Por eso, a la hora de recoger el fruto de la semilla que han plantado todos estos testigos de Cristo a lo largo de la historia, Rance asegura que «no se trata simplemente de sentarse a mirar dónde están los frutos. A nosotros nos toca no solo conservar el testimonio que han dado, sino también tomar como modelo su vida para que la fe dé el fruto que debe dar en nuestra propia vida».

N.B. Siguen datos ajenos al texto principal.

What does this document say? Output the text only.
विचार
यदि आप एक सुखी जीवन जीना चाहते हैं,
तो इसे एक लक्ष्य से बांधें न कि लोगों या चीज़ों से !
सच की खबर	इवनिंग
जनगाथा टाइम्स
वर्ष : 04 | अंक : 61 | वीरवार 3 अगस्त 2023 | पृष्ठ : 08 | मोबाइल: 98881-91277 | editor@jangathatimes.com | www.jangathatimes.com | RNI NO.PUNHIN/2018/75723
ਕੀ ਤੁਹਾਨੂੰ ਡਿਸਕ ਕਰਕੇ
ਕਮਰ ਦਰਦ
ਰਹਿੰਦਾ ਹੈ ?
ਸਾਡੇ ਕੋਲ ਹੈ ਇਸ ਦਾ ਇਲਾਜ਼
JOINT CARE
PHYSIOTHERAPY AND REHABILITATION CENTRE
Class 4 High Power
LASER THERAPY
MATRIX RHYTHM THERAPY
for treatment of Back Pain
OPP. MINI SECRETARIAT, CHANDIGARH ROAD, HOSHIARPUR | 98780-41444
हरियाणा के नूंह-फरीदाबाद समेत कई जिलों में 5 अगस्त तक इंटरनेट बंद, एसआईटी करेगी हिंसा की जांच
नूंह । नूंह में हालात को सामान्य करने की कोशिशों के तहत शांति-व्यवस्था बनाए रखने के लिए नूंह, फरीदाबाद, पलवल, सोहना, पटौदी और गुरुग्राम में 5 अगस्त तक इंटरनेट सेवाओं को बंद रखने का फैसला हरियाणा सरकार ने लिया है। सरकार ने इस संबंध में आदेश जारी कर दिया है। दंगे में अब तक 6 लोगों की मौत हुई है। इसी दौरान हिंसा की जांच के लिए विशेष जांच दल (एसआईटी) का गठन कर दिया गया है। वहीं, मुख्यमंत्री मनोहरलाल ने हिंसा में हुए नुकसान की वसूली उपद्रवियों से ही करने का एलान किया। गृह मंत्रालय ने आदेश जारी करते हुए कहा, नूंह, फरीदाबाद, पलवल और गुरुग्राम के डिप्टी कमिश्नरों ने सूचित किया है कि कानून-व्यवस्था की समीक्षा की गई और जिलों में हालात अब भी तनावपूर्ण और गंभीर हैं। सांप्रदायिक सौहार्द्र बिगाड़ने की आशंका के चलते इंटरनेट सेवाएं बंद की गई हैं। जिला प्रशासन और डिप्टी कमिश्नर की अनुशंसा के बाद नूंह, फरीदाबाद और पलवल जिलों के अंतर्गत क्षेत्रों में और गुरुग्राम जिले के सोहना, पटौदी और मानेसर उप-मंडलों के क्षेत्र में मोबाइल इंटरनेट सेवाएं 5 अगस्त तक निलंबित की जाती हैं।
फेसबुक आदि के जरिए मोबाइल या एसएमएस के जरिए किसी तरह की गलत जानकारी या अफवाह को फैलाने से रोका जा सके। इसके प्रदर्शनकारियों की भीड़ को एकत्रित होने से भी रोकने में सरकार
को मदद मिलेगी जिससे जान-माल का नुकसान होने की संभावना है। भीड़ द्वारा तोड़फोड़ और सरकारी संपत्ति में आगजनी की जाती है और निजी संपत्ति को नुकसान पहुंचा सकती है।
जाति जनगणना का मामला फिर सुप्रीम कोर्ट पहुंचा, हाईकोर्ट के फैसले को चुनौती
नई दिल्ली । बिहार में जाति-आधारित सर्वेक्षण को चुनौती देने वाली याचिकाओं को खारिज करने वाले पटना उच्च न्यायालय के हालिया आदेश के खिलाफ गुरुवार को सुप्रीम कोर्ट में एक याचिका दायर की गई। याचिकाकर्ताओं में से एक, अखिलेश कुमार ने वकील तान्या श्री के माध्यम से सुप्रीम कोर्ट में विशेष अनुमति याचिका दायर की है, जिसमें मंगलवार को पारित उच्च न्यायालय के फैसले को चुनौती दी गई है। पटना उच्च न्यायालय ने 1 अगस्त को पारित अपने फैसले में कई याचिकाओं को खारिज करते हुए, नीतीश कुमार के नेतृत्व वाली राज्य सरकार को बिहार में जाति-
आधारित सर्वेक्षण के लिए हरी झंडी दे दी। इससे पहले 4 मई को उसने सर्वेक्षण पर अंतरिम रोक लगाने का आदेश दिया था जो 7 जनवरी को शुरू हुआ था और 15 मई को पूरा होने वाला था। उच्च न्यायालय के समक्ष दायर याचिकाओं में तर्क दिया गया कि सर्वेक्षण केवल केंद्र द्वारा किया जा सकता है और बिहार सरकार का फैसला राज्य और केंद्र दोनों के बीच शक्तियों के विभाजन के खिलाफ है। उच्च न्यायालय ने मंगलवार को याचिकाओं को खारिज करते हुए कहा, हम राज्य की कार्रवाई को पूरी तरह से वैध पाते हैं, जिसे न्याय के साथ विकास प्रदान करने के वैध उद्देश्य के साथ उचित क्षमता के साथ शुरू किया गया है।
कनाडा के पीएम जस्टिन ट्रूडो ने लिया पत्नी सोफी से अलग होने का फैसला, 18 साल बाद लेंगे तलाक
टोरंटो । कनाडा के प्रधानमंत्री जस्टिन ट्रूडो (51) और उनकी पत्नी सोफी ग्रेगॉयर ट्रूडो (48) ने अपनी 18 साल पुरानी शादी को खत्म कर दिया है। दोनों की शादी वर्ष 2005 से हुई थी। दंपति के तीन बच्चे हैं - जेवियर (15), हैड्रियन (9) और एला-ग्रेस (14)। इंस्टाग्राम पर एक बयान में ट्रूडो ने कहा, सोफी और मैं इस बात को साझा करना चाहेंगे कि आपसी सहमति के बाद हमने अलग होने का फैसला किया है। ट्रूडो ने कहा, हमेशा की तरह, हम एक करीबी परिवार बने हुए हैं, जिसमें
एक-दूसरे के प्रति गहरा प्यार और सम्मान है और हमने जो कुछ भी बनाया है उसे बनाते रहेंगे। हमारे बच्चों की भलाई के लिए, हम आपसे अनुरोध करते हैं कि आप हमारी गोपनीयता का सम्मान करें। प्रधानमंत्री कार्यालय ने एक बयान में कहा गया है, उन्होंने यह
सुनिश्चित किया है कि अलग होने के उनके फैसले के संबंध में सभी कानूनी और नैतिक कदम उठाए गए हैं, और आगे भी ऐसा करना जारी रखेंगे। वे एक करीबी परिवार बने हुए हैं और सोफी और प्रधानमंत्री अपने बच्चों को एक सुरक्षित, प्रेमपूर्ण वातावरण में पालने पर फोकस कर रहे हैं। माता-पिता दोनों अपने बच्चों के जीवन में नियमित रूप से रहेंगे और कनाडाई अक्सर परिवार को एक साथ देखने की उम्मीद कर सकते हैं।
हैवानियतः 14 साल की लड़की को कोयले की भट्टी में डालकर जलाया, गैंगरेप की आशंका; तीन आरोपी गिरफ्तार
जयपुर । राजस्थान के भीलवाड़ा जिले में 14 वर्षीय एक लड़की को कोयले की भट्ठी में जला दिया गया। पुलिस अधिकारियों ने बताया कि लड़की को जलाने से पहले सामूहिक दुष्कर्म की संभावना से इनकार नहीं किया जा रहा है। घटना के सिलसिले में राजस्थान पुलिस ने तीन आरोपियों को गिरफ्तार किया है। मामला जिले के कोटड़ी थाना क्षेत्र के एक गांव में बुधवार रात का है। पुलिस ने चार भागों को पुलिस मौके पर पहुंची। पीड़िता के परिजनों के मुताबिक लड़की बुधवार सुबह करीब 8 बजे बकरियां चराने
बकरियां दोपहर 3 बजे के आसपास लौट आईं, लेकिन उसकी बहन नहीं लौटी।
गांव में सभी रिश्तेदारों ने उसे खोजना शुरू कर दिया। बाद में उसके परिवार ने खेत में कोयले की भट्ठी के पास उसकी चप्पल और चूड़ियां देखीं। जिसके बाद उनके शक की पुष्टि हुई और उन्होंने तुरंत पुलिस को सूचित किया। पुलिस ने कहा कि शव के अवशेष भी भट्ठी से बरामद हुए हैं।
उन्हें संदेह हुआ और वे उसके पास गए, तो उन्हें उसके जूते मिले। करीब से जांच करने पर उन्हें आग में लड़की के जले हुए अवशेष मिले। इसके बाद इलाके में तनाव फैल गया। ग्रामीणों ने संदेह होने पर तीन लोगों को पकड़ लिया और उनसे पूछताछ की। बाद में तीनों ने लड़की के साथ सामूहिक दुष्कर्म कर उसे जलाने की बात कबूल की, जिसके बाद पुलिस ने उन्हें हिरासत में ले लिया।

Concretamente, se centra el dos de ellos: la alegría y el perdón. «El siglo XX es reconocido como el siglo de los mártires, eso es indiscutible, pero también debe ser conocido como el siglo del perdón. La cantidad de historias de perdón en la persecución y el martirio ha sido algo extraordinario». Y pone como ejemplo al sacerdote bielorruso Kazimierz Swiatek, que luego sería cardenal, que nunca tuvo odio a sus perseguidores, ni siquiera a Stalin, por quien en su cautiverio solía rezar un padrenuestro; o el cardenal rumano Alexandru Todea, que hacía lo mismo por el dictador Ceaucescu. Por todo ello, asegura: «Todos estos mártires han sido testigos de la vida, son testigos de Cristo vivo. Y ellos nos repiten insistentemente que la vida merece la pena solo si estás dispuesto a darla».